Il pousse un grand rire plus silencieux que le bâillement d’un crocodile lisant le Journal Officiel.

— J’y filerais pas la moindre calotte. Ces durs de durs, le secret, pour les mettre au pas, c’est qu’y s’fassent leur cinoche tout seuls. J’ai un moyen de lui donner à réfléchir sans qu’on se fatigue.

— Lequel ?

— Chope le volant et laisse-moi agir.

Je lui prends la barre. Il pénètre dans le rouf. S’y active en produisant autant de bruit qu’un hôtel de passe près d’une caserne. Je l’entends qui farfouille, grommelle, jure, rigole.

Des choses valdinguent hors de l’habitacle : une paire de skis, des cordes, une ceinture de sécurité, un câble…

Il réapparaît, tenant un micro rond, comme en ont les marchands forains pour haranguer la populace.

On dirait Sosthène D, le petit inventeur, venant de découvrir le robinet à eau chaude.

Il exulte, Béruroche. Gloussaille de joie…

Il s’agenouille dans le fond du barlu et se met en devoir de dessaper Von Schuppen. Il a les mêmes gestes brusques que moi, cette nuit, avec la personne que je croyais être une veuve, mais qui n’était que le veuf de son mari assassiné ! Ce qui ne vient pas assez vite, il l’arrache. Ses mains de tamanoir (breton) déchirent à pleins ongles les fringues du secrétaire.

Je fonce plein sud-est. La mer, le soleil, la mer… Le ciel bleu, la mer bleue et blanche ; le ciel avec des nuages blancs…

— Hé, San-A. !

Je me détourne ;

— Vise un peu ce que je viens de trouver !

Tu sais ce qu’il me tend ? Le bas-ventre de Von Schuppen. Un bas ventre bien plat, très lisse, garni d’un adorable triangle sombre.

— C’est pas un vrai blond, mais une vraie brune ! égosille mon fabuleux ami.

Et de toute beauté, encore !

Ah, mon ami, mon cher et noble et tendre ami, que de coups de théâtre inCONgrus et saugrenus dans cette effarante aventure. Y’a des moments, tu vois, je me dis intégralement et en aparté ceci : « Jamais ce con-là ne va me croire ! Il va prétendre que j’en rajoute. Que je délire, dérape, invraisemble. » Et pourtant, qui de plus fidèle et scrupuleux que moi, San-Antonio ? Quel auteur possédant un sens plus rigoureux de son devoir, de sa mission ?

C’est pourquoi, doux connard, il faut accepter pour bonnes mes affirmations. Tu sais bien que je ne saurais te mentir. Quand je te dis que Von Schuppen est une femme de la plus belle venue, tu dois accepter la chose, tout comme j’ai accepté que son frère, Dora, soit un homme au lieu de la gonzesse que je convoitais et m’apprêtais à fourbir.

J’émets un sifflement de toute beauté, captable par des oreilles humaines, malgré le ronron du moteur, et plus durable — en fait d’émission — que la rente Pinay.

— De mieux en mieux, fais-je. Joli chat s’est croisé ! Ton frère n’est pas ton frère et ton frère est ta sœur.

Mais Bérurier est un gars vigileur qui ne se laisse pas stopper dans ses desseins les plus sombres par des considérations futiles.

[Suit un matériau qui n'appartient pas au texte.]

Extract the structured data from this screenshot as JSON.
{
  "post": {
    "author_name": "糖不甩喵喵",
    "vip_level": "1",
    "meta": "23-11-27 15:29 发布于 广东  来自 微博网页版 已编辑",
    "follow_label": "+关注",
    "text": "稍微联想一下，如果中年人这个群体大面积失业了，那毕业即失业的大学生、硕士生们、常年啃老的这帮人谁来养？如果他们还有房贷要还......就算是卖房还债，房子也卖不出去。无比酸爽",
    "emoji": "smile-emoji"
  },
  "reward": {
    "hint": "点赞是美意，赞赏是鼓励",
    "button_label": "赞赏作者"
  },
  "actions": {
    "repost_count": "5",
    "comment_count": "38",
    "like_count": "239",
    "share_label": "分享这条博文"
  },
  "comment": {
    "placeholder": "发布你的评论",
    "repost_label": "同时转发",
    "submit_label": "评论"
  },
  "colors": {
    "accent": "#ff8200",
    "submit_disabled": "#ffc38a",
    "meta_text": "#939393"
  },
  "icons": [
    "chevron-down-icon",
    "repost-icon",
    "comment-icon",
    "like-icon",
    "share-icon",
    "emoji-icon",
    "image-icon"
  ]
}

— Gonzesse ou pas gonzesse, elle va nous dire ce qu’elle sait, promet-il.

Et d’effectuer certains préparatifs dont je te donne le résumé, en vrac, sans cesser de piloter ni de loucher sur les appas (feutrés) de von Chagatte.

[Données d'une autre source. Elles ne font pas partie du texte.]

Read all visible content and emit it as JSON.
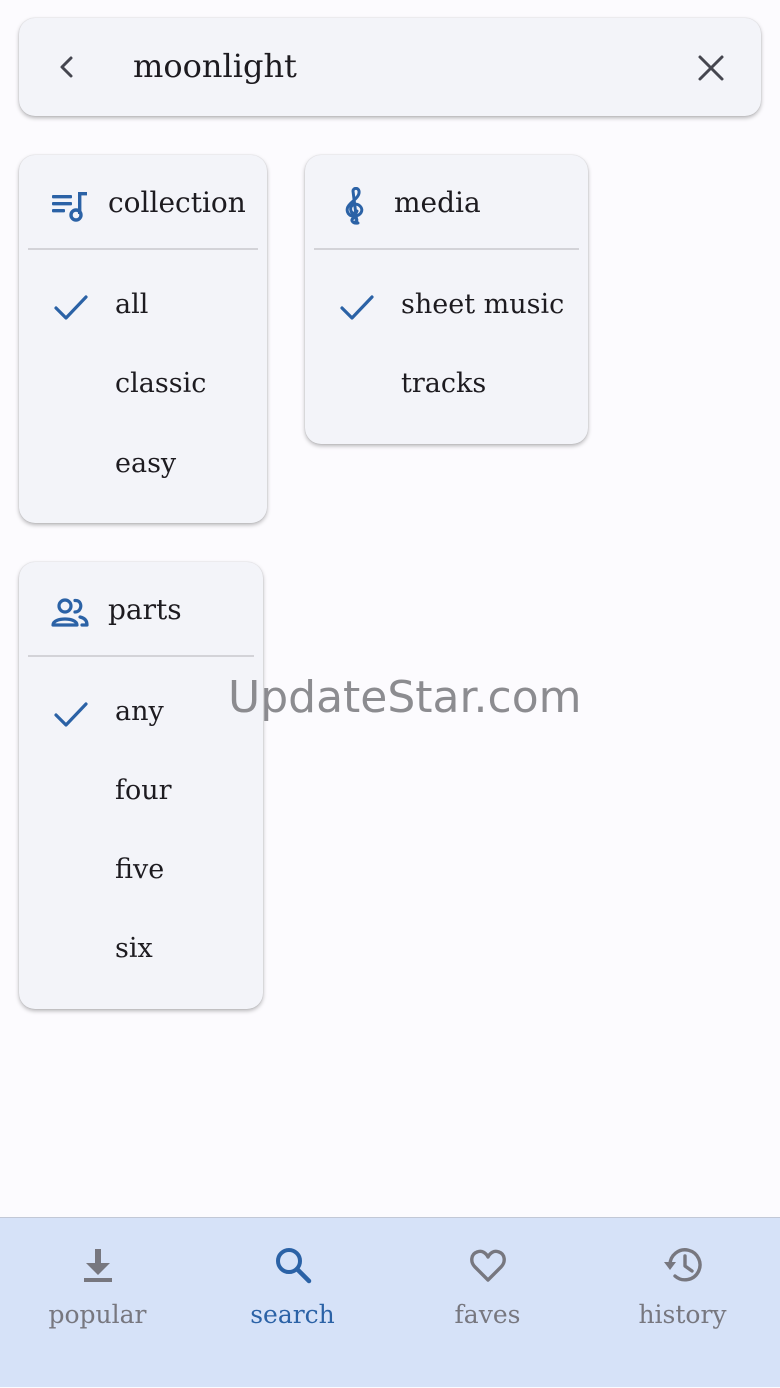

Il lui fait chausser des skis. Lui fixe la ceinture de sécurité, lui remenotte les mains sur le devant du corps. Fixe le micro au gilet orange dit de sauvetage. Y connexe un câble électrique. Entortille celui-ci après la corde de traction prévue pour le skiage nautique. Branche l’autre extrémité à une espèce de baffle dénichée dans le rouf. Il souffle dans le micro, y rote, le baffle restitue ces différents bruits en les amplifiant.

— Ça sert d’avoir des notations d’électricité, assure-t-il fièrement. Chez mécolle, c’est moi que je répare les loupiotes, les court-jus, la téloche et même le bigophone. De nos jours, si t’es pas doué pour le bricolage, t’es un homme foutu, vu que les services de dépannage se pointent après que ton immeuble aye été démoli.